Recording flood impacts helps landholders plan for the long haul
As extreme wet seasons become more frequent, the damage caused by floodwaters is becoming a familiar reality for land managers across South East Queensland. Whether the damage is large or small, documenting the impact to the land after a high-flow event is crucial.
Understanding how water moves across the landscape, along with any new and existing damage to land and infrastructure, helps landholders plan their next moves. Ultimately, the goal is to better protect important infrastructure, maintain paddock productivity, and protect local waterways from contamination.
Since 2019, we’ve joined forces with dedicated landholders upstream of water treatment plants through the Seqwater-funded Multi Catchments Source Water Protection program to enhance our source water catchments. Our joint efforts to protect our drinking water sources include helping landholders implement regenerative farming practices and restore waterways through erosion repair, revegetation and weed management.
All this starts with building, updating, and implementing personalised property management plans with each landholder to improve their land and the raw water sources it borders.
Landholders identify and record areas of significance, risks, and important infrastructure on their property map.
What makes a good property management plan?
A property management plan is a practical, personalised document that helps landholders understand risks on their land, set clear management goals, and balance priorities in a way that supports both business success and waterway health. Keeping these elements up to date makes a good property management plan actionable.
1. Mapping the present and future: describing the property and setting management goals
Every good property management plan begins with a clear map of the whole property. This includes mapping out key features such as key infrastructure, waterways, pasture conditions, and local laws. Regularly updating this information, especially after major weather events, helps landholders track any changes waterflow has made on their property and make informed management decisions to address new or increased risks that change poses.
Alongside this, setting and revisiting management goals is essential. Whether the focus is on improving pasture health, reducing erosion, or boosting productivity, having adaptable goals ensures the plan remains relevant and responsive to changing conditions.
2. The wins and the learnings: assessing risks and management strategies
For landholders, especially those with properties near waterways, it's important to keep an eye on both financial and environmental risks. Floods, fires, erosion, and infrastructure damage can quickly shift the outlook for productivity and the health of the land. A good property management plan helps spot these risks early and lays out practical steps, like improving drainage or reinforcing vulnerable areas, to reduce subsequent impacts and build resilience.
Once those risks are understood, landholders can put targeted strategies in place to meet their management goals. With the right advice, many of these strategies can do double duty. For example, managing livestock access to waterways not only protects water quality but can also boost stock productivity by reducing stress.

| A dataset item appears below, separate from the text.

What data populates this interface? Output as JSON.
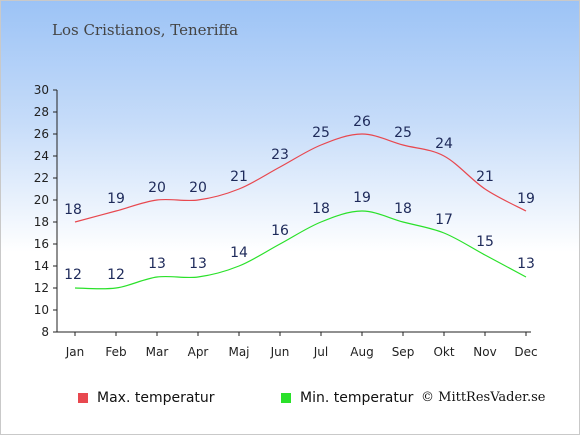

Common strategies include installing structures in high erosion risk areas, fencing off sensitive waterways, setting up off-stream watering points, and planting diverse native species into pastures and riverbanks.
Keeping track of what works (and what doesn’t) in the plan makes it easier to fine-tune things later, and it’s a great way to share ideas with neighbours facing similar challenges.
3. Who’s who: Clear roles, dynamic budgeting, and strong communication
Lastly, a good plan documents clear roles and responsibilities for maintenance, repairs, budgeting, and communication channels with the who’s who in the area, so nothing gets missed. Keeping an updated financial overview attached to the plan helps landholders keep track of new support and grants, manage income, and plan for routine upkeep of management strategies.
These amazing landholders in this partnership help protect the health of our waterways and our landscapes for neighbours down the road, the wider community, and our future generations.

Protecting raw drinking water sources is the first step to a robust multi-step approach to water treatment, all to deliver clean and safe drinking water to everyone’s taps at a stable cost. Recognising this, Seqwater and Healthy Land & Water collaborates with communities of passionate landholders, and various landcare and catchment groups to deliver a host of source protection programs across South East Queensland.
The Multi Catchments Source Water Protection program helps to ensure Seqwater’s water treatment plants can efficiently turn raw water into clean, safe, treated drinking water for the growing South East Queensland community. This program continues to support landholdings immediately upstream from Seqwater water treatment plants, in Rathdowney (Logan River), Canungra, Tamrookum, Morwincha, Beaudesert, Linville, Cedar Grove.